23. Mr Powell presented the Co-Op’s case on the basis of two principal claims; first, that a mistake had been made in submitting the NOIs late and arose as a result of nothing more serious than human error, so that it should be excused and, secondly, that since the Co-Op was a large, long established and highly reputable company, the risk to the revenue its non-compliance resulted in was either minimal or non-existent so that it should be ignored.
24. As to the second of those claims, we would merely say that the Commissioners regard all drawback claims as arising in an area of high risk to the revenue, and do not differentiate in their treatment of traders between those large and highly reputable and all the others. In our judgment, they cannot be faulted for doing so.
25. As to the first claim, we observe that despite being asked to provide information to enable the Commissioners properly to consider exercising their discretion to allow the claim, the Co-Op never provided any information to support its claim that a mistake arose as the result of a simple human error. It did not identify the person said to have been responsible for any such error, or proffer any reason as to why it occurred. And as we mentioned earlier, neither the Commissioners nor we were provided with any information about the Co-Op’s contract with Ferryspeed, or its instructions to that company with regard to the export of excise goods. Without that information the Commissioners were in no position to judge whether the mistake claim was justified and, not surprisingly, were not prepared to accept it. Nor are we prepared to accept it.

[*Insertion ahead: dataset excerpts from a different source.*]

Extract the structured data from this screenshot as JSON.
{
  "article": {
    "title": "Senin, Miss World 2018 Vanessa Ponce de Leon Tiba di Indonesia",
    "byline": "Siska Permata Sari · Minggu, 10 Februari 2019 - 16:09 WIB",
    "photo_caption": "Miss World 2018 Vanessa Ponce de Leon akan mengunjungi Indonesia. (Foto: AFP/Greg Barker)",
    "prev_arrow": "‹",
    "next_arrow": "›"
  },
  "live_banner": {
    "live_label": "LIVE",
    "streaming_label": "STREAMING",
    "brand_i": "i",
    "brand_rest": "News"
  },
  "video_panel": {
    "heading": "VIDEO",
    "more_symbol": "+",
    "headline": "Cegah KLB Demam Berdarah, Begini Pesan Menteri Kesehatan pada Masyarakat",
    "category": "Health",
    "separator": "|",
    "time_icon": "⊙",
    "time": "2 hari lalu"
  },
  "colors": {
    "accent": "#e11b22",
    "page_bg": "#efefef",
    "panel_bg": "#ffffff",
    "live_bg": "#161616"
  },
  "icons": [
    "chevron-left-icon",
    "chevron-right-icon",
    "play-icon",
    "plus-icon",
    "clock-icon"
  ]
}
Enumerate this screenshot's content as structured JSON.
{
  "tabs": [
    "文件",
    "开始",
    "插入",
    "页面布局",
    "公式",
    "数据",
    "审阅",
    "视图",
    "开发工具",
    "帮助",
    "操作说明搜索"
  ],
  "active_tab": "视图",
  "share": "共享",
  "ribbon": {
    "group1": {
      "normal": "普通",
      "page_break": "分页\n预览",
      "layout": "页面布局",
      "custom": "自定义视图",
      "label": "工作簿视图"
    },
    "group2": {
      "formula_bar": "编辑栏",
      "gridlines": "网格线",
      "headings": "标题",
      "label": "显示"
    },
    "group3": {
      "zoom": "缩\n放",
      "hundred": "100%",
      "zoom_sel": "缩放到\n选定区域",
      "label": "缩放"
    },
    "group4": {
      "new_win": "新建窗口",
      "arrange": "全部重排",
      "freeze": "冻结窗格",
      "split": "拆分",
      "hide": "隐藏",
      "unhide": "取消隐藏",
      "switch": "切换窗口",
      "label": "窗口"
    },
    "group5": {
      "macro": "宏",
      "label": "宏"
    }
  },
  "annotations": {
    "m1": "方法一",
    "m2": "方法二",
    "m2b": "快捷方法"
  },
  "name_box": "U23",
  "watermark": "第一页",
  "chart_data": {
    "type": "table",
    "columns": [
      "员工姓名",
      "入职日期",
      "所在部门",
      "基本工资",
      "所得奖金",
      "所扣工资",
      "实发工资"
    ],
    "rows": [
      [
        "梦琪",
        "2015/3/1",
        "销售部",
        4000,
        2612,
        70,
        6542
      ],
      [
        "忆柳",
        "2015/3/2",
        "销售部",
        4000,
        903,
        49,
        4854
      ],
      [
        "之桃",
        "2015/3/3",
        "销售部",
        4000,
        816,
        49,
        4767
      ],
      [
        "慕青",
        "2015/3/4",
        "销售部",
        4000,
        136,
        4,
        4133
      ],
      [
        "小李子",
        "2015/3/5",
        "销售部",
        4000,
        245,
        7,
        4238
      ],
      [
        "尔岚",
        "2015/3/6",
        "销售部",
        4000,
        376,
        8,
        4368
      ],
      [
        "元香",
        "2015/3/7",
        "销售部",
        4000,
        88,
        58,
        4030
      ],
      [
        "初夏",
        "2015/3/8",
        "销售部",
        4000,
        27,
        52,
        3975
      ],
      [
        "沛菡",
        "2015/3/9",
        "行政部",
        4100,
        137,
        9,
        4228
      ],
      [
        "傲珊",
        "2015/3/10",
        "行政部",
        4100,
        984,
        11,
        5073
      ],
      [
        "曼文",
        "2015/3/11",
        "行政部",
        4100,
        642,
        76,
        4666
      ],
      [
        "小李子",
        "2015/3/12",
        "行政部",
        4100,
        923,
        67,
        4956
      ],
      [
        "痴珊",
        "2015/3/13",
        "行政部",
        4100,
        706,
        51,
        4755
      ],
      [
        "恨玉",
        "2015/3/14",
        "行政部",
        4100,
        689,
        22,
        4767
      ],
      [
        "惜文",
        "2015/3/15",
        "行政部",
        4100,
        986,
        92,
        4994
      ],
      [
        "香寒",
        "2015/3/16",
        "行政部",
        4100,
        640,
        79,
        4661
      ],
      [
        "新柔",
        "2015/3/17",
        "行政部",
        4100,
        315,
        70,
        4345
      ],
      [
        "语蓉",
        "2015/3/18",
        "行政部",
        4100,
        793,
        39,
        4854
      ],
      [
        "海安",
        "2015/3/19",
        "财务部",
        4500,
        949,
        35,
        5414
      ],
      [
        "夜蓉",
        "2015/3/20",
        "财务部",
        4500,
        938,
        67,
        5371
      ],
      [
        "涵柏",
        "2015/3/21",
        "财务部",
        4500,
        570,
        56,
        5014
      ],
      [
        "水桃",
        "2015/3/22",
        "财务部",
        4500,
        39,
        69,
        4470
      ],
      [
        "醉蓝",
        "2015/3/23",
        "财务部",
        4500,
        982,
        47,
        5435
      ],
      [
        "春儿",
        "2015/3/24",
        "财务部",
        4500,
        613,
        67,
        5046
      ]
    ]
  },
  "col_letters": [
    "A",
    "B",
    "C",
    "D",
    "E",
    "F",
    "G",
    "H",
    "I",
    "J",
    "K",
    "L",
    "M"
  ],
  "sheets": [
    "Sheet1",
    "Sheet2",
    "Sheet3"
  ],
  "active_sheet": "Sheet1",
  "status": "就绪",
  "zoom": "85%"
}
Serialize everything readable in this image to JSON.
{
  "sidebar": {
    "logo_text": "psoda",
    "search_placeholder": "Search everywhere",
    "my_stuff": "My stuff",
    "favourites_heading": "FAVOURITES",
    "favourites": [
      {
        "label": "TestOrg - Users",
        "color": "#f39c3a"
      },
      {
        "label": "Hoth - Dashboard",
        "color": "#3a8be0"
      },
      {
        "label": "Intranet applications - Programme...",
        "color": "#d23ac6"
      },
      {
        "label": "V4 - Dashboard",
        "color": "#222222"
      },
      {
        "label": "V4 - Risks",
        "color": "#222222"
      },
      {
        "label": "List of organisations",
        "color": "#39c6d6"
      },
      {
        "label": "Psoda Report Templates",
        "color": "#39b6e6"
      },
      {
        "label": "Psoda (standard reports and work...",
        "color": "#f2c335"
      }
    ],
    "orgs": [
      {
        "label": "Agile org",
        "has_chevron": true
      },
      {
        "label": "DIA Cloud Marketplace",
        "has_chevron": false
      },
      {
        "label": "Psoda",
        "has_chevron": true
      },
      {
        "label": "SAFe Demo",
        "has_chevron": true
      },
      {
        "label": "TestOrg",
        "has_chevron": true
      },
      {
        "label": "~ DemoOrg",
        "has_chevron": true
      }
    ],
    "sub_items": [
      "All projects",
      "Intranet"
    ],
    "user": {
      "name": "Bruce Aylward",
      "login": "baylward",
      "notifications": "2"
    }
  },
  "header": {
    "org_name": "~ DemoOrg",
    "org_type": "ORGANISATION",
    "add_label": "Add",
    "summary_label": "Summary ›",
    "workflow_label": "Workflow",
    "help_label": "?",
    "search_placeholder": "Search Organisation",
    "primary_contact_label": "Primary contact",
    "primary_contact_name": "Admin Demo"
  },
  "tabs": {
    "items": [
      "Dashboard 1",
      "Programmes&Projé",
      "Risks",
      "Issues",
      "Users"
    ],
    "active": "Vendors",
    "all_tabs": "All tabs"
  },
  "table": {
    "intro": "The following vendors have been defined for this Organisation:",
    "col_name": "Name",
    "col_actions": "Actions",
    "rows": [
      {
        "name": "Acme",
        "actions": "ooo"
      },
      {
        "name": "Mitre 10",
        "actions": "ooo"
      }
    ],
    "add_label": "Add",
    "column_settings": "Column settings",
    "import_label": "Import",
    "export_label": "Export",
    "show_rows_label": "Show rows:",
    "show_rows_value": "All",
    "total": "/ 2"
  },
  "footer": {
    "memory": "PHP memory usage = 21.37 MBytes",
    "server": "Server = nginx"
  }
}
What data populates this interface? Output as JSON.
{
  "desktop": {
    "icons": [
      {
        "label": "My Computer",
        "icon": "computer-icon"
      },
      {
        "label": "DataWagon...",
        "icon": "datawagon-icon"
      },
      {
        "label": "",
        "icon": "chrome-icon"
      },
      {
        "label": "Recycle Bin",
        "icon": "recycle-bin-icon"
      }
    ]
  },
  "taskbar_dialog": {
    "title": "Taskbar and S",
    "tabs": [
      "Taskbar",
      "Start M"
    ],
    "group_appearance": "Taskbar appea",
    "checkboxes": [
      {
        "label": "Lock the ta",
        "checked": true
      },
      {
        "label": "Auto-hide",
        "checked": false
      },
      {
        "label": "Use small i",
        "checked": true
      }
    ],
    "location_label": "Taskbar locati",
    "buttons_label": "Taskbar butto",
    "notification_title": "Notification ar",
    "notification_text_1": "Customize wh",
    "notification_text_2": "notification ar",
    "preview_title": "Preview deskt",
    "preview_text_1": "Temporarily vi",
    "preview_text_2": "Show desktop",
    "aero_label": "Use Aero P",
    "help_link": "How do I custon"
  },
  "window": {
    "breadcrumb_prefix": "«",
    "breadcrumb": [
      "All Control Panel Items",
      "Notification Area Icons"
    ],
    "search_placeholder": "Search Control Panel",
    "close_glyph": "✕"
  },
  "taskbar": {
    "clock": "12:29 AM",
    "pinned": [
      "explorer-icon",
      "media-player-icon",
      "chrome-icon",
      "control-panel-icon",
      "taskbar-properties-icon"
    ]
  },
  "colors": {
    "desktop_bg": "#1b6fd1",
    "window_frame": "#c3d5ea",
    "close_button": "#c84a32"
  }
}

26. Coupled with that matter is the question of what steps Mr Lonergan took to ensure that all the regulatory conditions had been met. The indications are, but we are not prepared to find, that he assumed that they had been met and that he took no active steps to check the position. Again, not surprisingly, the Commissioners were not prepared to accept that adequate checks had been made.
27. However, there is a more serious matter that in our judgment is conclusive of the reasonableness of the Commissioners’ decision to refuse the drawback claims. In his letter to the Commissioners of 28 February 2011, Mr Lonergan said that Ferryspeed claimed that it was not its business to be aware of changes to the drawback rules, i.e. in particular those in Notice 207. Ferryspeed was required by the Co-Op to deal with the latter’s export of dutiable goods to the Channel Islands, and in that connection would have had to be fully conversant with the Regulations and Notice 207. Its claim completely nullifies the Co-Op’s own claim that what happened was a mistake due to nothing more than simple human error.
28. As a result we find it unnecessary to deal with the submissions of Mr Charles, and need merely say that we dismiss the appeal.
29. This document contains full findings of fact and reasons for the decision. Any party dissatisfied with this decision has a right to apply for permission to appeal against it pursuant to Rule 39 of the Tribunal Procedure (First-tier Tribunal) (Tax Chamber) Rules 2009. The application must be received by this Tribunal not later than 56 days after this decision is sent to that party. The parties are referred to “Guidance to accompany a Decision from the First-tier Tribunal (Tax Chamber)” which accompanies and forms part of this decision notice.